The model finds favour using the technology sector, he says, along with it start-ups comprising 50 percent of clientele currently.
“It’s not devaluing [lawyers’] work – they’re very happy for taking it,” Lupson says. “They’re up to the loss leader.”
The word disruptive innovation can be used to illustrate change that improves a service or product in ways the current market failed to expect.
Because the advent of the world wide web it’s become increasingly common and happens a huge number of times more often than thirty years ago, as outlined by David Roberts, a vice-president of 77dexrpky Valley’s Singularity University.
“Disruption is actually all that matters with a start-up,” Roberts told delegates at the Australia Association of Angel Investors conference on the Gold Coast recently.
RecruitLoop founder Michael Overell hopes his venture can give the recruitment sector a similar jolt.
The website allows companies to engage independent recruitment consultants from the hour, rather than paying commission with an agency based on the candidate’s salary, whenever a role is filled.
RecruitLoop had a low-key launch eighteen months ago and was to present an impromptu showcase of its system at San Francisco’s Launch Festival for high-tech start-ups earlier this month.
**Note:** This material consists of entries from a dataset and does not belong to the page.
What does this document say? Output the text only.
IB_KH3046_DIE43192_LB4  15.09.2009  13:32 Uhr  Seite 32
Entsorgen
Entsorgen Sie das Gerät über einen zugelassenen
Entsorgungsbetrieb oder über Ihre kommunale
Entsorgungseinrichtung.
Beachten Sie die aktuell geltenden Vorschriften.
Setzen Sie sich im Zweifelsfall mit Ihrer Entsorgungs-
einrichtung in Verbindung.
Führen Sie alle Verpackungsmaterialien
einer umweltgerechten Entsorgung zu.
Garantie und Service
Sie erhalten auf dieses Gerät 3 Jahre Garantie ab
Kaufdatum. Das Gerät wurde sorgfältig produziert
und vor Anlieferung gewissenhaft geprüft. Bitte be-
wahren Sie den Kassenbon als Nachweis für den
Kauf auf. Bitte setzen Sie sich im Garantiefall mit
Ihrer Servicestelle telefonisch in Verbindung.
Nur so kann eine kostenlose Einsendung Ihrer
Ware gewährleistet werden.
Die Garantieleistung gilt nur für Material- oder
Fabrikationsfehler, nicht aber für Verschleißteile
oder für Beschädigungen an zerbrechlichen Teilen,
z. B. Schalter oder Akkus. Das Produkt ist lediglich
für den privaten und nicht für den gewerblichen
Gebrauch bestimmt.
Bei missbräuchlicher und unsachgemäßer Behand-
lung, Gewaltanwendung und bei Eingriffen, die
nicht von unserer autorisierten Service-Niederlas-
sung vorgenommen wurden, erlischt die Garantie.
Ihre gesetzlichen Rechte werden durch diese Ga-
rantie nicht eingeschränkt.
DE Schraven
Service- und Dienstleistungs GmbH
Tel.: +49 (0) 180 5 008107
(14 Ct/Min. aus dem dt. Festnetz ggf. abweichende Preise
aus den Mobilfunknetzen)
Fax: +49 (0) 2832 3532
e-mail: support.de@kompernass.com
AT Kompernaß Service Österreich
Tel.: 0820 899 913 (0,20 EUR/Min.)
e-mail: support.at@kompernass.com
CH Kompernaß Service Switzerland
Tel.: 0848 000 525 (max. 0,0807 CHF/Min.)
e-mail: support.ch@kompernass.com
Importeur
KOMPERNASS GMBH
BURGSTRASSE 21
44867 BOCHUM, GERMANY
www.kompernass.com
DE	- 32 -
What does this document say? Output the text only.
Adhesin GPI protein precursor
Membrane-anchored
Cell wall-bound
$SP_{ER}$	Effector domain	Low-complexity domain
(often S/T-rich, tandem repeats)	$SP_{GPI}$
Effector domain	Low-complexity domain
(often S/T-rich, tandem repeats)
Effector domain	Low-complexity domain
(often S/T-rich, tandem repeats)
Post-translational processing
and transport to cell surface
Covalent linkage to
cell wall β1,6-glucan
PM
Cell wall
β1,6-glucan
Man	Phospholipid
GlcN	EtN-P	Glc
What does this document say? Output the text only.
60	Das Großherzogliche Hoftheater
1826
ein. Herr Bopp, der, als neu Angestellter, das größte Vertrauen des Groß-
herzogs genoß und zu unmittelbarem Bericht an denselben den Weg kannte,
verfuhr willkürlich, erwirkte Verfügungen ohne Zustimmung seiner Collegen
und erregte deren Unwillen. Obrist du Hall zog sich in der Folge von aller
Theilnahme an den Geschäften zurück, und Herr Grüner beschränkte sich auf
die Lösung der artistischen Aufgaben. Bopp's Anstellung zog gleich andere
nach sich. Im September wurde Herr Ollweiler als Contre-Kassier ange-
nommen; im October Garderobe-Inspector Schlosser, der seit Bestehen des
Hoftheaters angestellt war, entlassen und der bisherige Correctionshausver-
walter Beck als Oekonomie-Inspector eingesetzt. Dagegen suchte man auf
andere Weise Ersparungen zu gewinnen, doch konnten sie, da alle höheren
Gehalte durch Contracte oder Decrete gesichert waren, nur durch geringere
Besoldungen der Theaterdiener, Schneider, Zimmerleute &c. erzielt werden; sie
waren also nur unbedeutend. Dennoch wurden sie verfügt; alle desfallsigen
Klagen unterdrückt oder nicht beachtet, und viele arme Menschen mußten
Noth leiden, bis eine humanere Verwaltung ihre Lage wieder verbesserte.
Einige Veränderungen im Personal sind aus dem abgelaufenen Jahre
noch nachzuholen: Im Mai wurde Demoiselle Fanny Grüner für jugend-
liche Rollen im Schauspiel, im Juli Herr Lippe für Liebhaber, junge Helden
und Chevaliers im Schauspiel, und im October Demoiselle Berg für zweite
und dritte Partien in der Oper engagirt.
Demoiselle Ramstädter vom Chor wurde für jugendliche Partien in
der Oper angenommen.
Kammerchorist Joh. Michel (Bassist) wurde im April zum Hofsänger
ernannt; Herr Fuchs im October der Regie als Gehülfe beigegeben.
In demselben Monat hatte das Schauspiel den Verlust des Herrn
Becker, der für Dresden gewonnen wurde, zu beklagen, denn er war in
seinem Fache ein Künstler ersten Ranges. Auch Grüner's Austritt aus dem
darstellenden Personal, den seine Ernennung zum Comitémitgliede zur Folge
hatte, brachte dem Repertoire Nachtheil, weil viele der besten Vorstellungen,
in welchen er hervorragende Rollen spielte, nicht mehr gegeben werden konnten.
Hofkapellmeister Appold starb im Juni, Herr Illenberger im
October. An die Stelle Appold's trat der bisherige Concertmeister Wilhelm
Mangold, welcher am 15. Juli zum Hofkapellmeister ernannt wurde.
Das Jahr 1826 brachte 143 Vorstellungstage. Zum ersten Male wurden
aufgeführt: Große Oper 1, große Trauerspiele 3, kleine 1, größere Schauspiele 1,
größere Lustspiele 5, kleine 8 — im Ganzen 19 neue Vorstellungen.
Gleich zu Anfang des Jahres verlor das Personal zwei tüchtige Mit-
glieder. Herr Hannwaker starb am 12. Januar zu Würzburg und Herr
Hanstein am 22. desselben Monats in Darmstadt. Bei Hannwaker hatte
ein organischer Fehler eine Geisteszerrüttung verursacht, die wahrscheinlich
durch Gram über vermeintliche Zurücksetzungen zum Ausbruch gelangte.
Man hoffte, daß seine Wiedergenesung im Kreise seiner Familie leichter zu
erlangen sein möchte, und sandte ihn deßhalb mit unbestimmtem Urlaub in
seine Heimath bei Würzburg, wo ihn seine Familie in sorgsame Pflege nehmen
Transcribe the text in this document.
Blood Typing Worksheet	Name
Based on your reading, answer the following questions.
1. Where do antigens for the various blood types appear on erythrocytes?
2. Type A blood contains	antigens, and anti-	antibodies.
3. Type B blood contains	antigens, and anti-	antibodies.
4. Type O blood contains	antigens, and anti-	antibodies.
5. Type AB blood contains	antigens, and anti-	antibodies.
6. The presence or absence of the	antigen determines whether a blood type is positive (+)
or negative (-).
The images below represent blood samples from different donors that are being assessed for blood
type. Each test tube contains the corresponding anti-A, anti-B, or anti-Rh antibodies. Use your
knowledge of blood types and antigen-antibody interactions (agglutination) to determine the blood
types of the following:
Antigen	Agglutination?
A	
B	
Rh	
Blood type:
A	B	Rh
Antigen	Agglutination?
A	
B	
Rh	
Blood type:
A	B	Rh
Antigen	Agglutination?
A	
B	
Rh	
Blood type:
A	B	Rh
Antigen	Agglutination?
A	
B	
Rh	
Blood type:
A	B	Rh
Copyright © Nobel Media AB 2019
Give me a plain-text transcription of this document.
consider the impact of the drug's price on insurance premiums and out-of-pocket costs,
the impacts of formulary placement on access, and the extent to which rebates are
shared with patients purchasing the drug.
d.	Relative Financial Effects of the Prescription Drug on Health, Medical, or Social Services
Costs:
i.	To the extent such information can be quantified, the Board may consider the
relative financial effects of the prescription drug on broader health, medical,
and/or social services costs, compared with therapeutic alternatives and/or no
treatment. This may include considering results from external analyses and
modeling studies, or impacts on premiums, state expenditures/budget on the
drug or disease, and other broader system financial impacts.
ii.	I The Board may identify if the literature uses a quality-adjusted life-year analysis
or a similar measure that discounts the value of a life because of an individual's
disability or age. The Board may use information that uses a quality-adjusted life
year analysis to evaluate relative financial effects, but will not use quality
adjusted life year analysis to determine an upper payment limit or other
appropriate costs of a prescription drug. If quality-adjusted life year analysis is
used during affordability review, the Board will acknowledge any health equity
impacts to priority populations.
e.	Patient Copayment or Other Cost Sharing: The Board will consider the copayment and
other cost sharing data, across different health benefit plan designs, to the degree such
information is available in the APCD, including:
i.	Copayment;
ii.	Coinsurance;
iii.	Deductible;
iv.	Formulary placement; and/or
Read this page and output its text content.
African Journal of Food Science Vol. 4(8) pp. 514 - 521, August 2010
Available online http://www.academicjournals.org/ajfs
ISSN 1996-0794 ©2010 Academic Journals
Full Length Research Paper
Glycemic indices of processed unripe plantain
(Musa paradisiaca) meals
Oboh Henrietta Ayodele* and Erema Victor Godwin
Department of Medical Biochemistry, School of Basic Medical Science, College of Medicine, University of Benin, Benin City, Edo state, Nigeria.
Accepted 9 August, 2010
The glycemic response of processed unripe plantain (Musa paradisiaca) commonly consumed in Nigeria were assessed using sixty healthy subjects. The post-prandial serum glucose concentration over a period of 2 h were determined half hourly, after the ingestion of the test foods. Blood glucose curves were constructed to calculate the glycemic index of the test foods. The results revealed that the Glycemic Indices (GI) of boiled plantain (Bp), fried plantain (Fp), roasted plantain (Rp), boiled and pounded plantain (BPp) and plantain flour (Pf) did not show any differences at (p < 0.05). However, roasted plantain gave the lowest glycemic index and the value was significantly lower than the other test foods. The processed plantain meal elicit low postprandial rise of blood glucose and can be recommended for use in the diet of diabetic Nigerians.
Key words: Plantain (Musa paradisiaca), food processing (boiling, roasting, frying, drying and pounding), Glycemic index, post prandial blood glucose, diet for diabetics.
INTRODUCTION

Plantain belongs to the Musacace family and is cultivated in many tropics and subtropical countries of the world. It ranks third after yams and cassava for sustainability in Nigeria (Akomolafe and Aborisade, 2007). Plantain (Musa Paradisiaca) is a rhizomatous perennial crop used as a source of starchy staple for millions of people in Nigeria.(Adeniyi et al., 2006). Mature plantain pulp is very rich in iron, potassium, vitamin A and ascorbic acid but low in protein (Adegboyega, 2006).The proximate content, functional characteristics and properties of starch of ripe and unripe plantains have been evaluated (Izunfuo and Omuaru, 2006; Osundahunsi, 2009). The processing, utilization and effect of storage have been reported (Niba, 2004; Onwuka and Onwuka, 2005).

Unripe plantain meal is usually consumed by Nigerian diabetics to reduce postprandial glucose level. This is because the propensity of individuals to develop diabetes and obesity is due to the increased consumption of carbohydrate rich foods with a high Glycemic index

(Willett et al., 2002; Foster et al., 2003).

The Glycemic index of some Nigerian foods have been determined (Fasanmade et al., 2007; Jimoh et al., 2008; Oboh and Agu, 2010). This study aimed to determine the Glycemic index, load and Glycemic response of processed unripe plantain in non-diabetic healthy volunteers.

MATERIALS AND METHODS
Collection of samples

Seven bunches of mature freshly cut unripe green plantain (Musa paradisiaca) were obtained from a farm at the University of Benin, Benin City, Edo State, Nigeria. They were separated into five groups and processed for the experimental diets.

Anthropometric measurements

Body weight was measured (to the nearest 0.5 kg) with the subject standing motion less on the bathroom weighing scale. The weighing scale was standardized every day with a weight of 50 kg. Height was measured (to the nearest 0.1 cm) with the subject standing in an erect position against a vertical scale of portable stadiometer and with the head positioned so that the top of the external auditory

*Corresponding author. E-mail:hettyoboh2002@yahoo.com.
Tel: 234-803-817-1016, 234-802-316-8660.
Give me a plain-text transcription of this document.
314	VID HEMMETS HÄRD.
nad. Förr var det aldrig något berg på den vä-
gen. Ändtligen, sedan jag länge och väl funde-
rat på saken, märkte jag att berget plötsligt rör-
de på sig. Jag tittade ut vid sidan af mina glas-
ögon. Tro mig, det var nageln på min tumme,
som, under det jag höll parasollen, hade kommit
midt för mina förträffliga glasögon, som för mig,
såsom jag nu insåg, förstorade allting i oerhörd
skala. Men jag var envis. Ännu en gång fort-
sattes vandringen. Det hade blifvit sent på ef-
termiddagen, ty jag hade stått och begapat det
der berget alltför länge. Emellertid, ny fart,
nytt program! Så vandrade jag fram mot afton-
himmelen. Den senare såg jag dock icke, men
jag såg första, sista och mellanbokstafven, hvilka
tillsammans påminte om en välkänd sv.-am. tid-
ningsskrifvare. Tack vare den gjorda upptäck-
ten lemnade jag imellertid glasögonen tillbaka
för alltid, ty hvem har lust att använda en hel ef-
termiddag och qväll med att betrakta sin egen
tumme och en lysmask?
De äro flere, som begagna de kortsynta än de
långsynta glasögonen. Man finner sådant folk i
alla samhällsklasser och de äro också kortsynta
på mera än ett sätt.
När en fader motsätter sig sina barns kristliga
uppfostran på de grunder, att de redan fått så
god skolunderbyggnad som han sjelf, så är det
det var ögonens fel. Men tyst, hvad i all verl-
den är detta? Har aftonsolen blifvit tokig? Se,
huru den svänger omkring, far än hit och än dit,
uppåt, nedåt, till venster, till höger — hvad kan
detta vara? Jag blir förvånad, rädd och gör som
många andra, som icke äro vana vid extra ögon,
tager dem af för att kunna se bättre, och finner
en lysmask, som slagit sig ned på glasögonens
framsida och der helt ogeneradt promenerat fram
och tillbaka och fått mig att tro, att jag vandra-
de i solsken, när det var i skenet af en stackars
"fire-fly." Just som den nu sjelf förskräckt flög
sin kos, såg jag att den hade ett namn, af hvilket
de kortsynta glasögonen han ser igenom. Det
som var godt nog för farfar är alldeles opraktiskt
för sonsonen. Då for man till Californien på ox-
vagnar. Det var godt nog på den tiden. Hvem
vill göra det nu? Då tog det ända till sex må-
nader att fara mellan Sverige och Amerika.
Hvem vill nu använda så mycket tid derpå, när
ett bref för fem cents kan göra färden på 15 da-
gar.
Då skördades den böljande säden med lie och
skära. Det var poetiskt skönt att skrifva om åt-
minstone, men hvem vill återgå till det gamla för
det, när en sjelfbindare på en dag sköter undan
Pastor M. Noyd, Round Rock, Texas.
The annual event includes competitions judged by IT and venture-capital heavyweights including Rackspace’s Robert Scoble and Google Ventures’ Wesley Chan.
The standard spend by RecruitLoop customers is $1500 to $2000 per role, which buys 15 to 20 hours of any consultant’s time. RecruitLoop takes a commission of up to 30 per cent.
For clients, it’s a saving of 80-90 per cent on fees charged by recruitment agencies, Overell says.
Recruiters are screened prior to being allowed to offer their services via the site and simply one out of eight receives the guernsey.
“We’re being really tough about maintaining quality,” Overell says.
The business uses 50 recruiters across Australia, New Zealand, Dubai as well as the west coast from the US and intends to expand into other countries as demand builds.